Long-term study of brain stimulation for Parkinson's yields further insight into therapy's benefits

DBS Man—This illustration from Medtronic shows the placement of the electrodes and stimulator in a deep brain stimulation system. (Illustration courtesy of Medtronic Neurological)

See Marine on the mend

Patients with Parkinson's disease who undergo deep brain stimulation (DBS)—a treatment in which a pacemaker-like device sends pulses to electrodes implanted in the brain—can expect stable improvement in muscle symptoms for at least three years, according to a VA study published online June 20 in the journal Neurology. The trial is among the longest-term studies on the topic to date.

VA cares for at least 60,000 Veterans with Parkinson's disease, and it's estimated that around two percent—some 1,200—have undergone DBS, either at VA or non-VA facilities, according to lead study author Fran Weaver, PhD, of the Hines (Ill.) VA Medical Center and Loyola University.

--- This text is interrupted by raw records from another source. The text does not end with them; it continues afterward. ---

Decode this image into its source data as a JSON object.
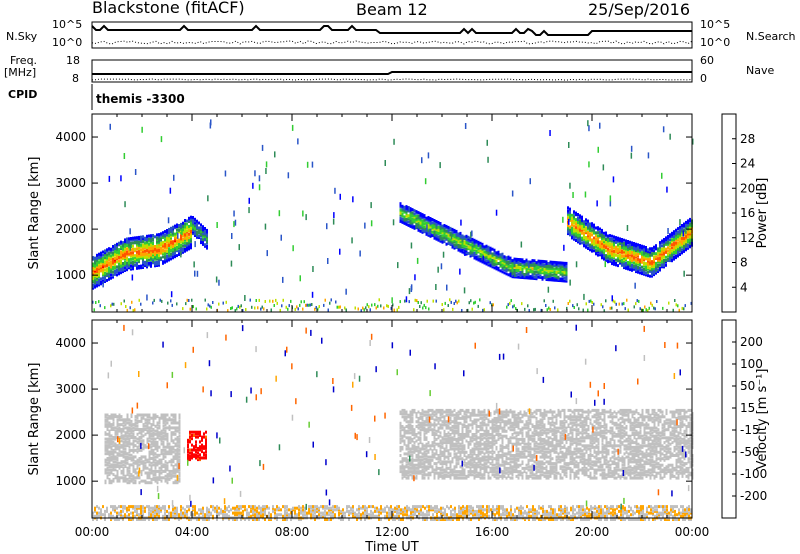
{
  "header": {
    "station": "Blackstone (fitACF)",
    "beam": "Beam 12",
    "date": "25/Sep/2016"
  },
  "noise_panel": {
    "left_label": "N.Sky",
    "right_label": "N.Search",
    "left_ticks": [
      "10^5",
      "10^0"
    ],
    "right_ticks": [
      "10^5",
      "10^0"
    ]
  },
  "freq_panel": {
    "left_label": "Freq.",
    "left_unit": "[MHz]",
    "right_label": "Nave",
    "left_ticks": [
      "18",
      "8"
    ],
    "right_ticks": [
      "60",
      "0"
    ]
  },
  "cpid_panel": {
    "label": "CPID",
    "value": "themis -3300"
  },
  "colors": {
    "power": [
      "#0000ff",
      "#2a55c8",
      "#2e8b57",
      "#32cd32",
      "#bfe000",
      "#ffa500",
      "#ff5500",
      "#ff0000"
    ],
    "velocity": [
      "#ff0000",
      "#ff6600",
      "#ffa500",
      "#c0c0c0",
      "#c0c0c0",
      "#66cc33",
      "#2e8b57",
      "#0000cc"
    ]
  },
  "chart_data": [
    {
      "type": "heatmap",
      "quantity": "power",
      "ylabel": "Slant Range [km]",
      "yticks": [
        "4000",
        "3000",
        "2000",
        "1000"
      ],
      "ylim": [
        200,
        4500
      ],
      "xlim": [
        0,
        24
      ],
      "colorbar": {
        "label": "Power [dB]",
        "ticks": [
          "28",
          "24",
          "20",
          "16",
          "12",
          "8",
          "4"
        ],
        "range": [
          0,
          32
        ]
      },
      "bands": [
        {
          "x": [
            0.0,
            4.0
          ],
          "center": [
            1100,
            1500,
            1600,
            2000
          ],
          "width": 700,
          "peak_dB": 26
        },
        {
          "x": [
            4.0,
            4.6
          ],
          "center": [
            2100,
            1800
          ],
          "width": 400,
          "peak_dB": 12
        },
        {
          "x": [
            12.3,
            19.0
          ],
          "center": [
            2400,
            1800,
            1200,
            1100
          ],
          "width": 400,
          "peak_dB": 18
        },
        {
          "x": [
            19.0,
            24.0
          ],
          "center": [
            2200,
            1600,
            1300,
            2000
          ],
          "width": 600,
          "peak_dB": 26
        }
      ]
    },
    {
      "type": "heatmap",
      "quantity": "velocity",
      "ylabel": "Slant Range [km]",
      "yticks": [
        "4000",
        "3000",
        "2000",
        "1000"
      ],
      "ylim": [
        200,
        4500
      ],
      "xlim": [
        0,
        24
      ],
      "xlabel": "Time UT",
      "xticks": [
        "00:00",
        "04:00",
        "08:00",
        "12:00",
        "16:00",
        "20:00",
        "00:00"
      ],
      "colorbar": {
        "label": "Velocity [m s⁻¹]",
        "ticks": [
          "200",
          "100",
          "50",
          "15",
          "-15",
          "-50",
          "-100",
          "-200"
        ],
        "range": [
          -250,
          250
        ]
      },
      "features": [
        {
          "x": [
            0.5,
            3.5
          ],
          "range": [
            1000,
            2500
          ],
          "velocity": 0
        },
        {
          "x": [
            3.8,
            4.6
          ],
          "range": [
            1500,
            2100
          ],
          "velocity": -220
        },
        {
          "x": [
            12.3,
            24.0
          ],
          "range": [
            1100,
            2600
          ],
          "velocity": 0
        },
        {
          "x": [
            0.0,
            24.0
          ],
          "range": [
            200,
            500
          ],
          "velocity": -40
        }
      ]
    }
  ]
}
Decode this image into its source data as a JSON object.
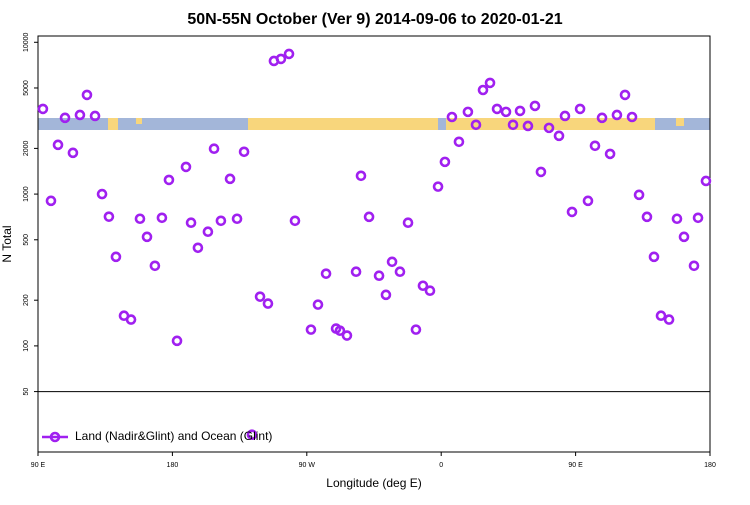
{
  "chart_data": {
    "type": "scatter",
    "title": "50N-55N October (Ver 9)   2014-09-06 to 2020-01-21",
    "x_label": "Longitude (deg E)",
    "y_label": "N Total",
    "xlim": [
      90,
      540
    ],
    "xticks": [
      {
        "value": 90,
        "label": "90 E"
      },
      180,
      {
        "value": 270,
        "label": "90 W"
      },
      {
        "value": 360,
        "label": "0"
      },
      {
        "value": 450,
        "label": "90 E"
      },
      {
        "value": 540,
        "label": "180"
      }
    ],
    "ylim": [
      20,
      11000
    ],
    "y_log": true,
    "yticks": [
      50,
      100,
      200,
      500,
      1000,
      2000,
      5000,
      10000
    ],
    "reference_line": 50,
    "legend": "bottom-left",
    "series": [
      {
        "name": "Land (Nadir&Glint) and Ocean (Glint)",
        "color": "#a020f0",
        "x": [
          93.3,
          98.7,
          103.4,
          108.1,
          113.4,
          118.1,
          122.8,
          128.2,
          132.9,
          137.5,
          142.2,
          147.6,
          152.3,
          158.3,
          163.0,
          168.3,
          173.0,
          177.7,
          183.1,
          189.1,
          192.5,
          197.1,
          203.8,
          207.9,
          212.5,
          218.6,
          223.3,
          228.0,
          238.7,
          244.0,
          248.0,
          252.7,
          258.1,
          262.1,
          272.8,
          277.5,
          282.9,
          289.6,
          292.2,
          296.9,
          303.0,
          306.3,
          311.7,
          318.4,
          323.0,
          327.1,
          332.4,
          337.8,
          343.1,
          347.8,
          352.5,
          357.9,
          362.5,
          367.2,
          371.9,
          377.9,
          383.3,
          388.0,
          392.7,
          397.4,
          403.4,
          408.1,
          412.8,
          418.1,
          422.8,
          426.8,
          432.2,
          438.9,
          442.9,
          447.6,
          453.0,
          458.3,
          463.0,
          467.7,
          473.1,
          477.7,
          483.1,
          487.8,
          492.5,
          497.8,
          502.5,
          507.2,
          512.6,
          517.9,
          522.6,
          529.3,
          532.0,
          537.3,
          233.3
        ],
        "values": [
          3640,
          903,
          2110,
          3180,
          1870,
          3320,
          4500,
          3270,
          1000,
          710,
          386,
          158,
          149,
          688,
          523,
          337,
          698,
          1240,
          108,
          1510,
          648,
          443,
          565,
          1990,
          667,
          1260,
          688,
          1900,
          211,
          190,
          7530,
          7770,
          8380,
          667,
          128,
          187,
          299,
          130,
          126,
          117,
          308,
          1320,
          708,
          290,
          217,
          358,
          308,
          648,
          128,
          249,
          231,
          1120,
          1630,
          3220,
          2210,
          3480,
          2860,
          4850,
          5400,
          3640,
          3480,
          2860,
          3530,
          2810,
          3810,
          1400,
          2730,
          2420,
          3270,
          763,
          3640,
          903,
          2080,
          3180,
          1840,
          3320,
          4500,
          3220,
          989,
          708,
          386,
          158,
          149,
          688,
          523,
          337,
          698,
          1220,
          26
        ]
      }
    ]
  }
}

The trial was done at several VA and university medical centers and supported by VA's Cooperative Studies Program and the National Institute of Neurological Disorders and Stroke, part of the National Institutes of Health. The maker of the devices used in DBS, Medtronic Neurological, helped fund the research but did not play a role in designing the study or analyzing the results.

In DBS, surgeons place electrodes in the brain and run thin wires under the skin to a pacemaker-like device implanted near the collarbone. Electrical pulses from the battery-operated device jam the brain signals that cause muscle-related symptoms.

Thousands of Americans have seen successful results from the procedure since it was first introduced in the late 1990s. But questions have remained about which stimulation site in the brain yields better outcomes, and over how many years the gains persist.

New report adds to earlier findings

Initial results from the VA study appeared in 2009 in the Journal of the American Medical Association. Based on the six-month outcomes of 255 patients, the researchers concluded that DBS is riskier than carefully managed drug therapy—because of the possibility of surgery complications—but may hold significant benefits for those with Parkinson's who no longer respond well to medication alone.

A follow-up report in the New England Journal of Medicine in 2010, based on two years of follow-up, showed that similar results could be obtained from either of the two brain sites targeted in DBS.

The latest report is based on three years of follow-up on 159 patients from the original group. It extends the previous findings: DBS produced marked improvements in motor (movement-related) function. The gains lasted over three years and did not differ by brain site.

Patients, on average, gained four to five hours a day free of troubling motor symptoms such as shaking, slowed movement, or stiffness. The effects were greatest at six months and leveled off slightly by three years.

The extra year of follow-up, however, revealed declines in other areas that had not been seen in the earlier analyses.

"Some early gains in quality of life and activities of daily living are gradually lost, and decline in neurocognitive function is seen over serial evaluations," wrote the authors.

The researchers said the losses most likely reflect the natural progression of the disease, and possibly the worsening or emergence of some symptoms that resist DBS and drugs.

Slight differences seen between two target sites in brain

Earlier research on the treatment had suggested better muscle control could be achieved by targeting the subthalamic nucleus (STN) rather than the globus pallidus interna (GPi)—two areas of the brain involved in movement. On the other hand, GPi stimulation was seen as posing less risk of side effects such as depression or impaired thinking.

On the whole, the VA-NIH trial has found both brain sites roughly equal for outcomes relating to movement. The investigators say the results may reflect the benefits of newer surgical techniques and care practices that were not in place when earlier studies of DBS were conducted in the early 2000s.

The latest analysis did find some cognitive declines in the STN group, whereas the GPi group actually improved somewhat, consistent with past findings.

For now, says Weaver, "Providers and patients should consider both motor and non-motor symptoms when choosing a surgical target for DBS." For example, a patient who is already showing signs of mental decline may be a better candidate for GPi stimulation.

The researchers plan to continue following the patients in the study for several more years. Weaver points out that a patient who is benefiting from DBS should be able to stay with the therapy his entire lifetime. As such, researchers want to "look longer to see what happens."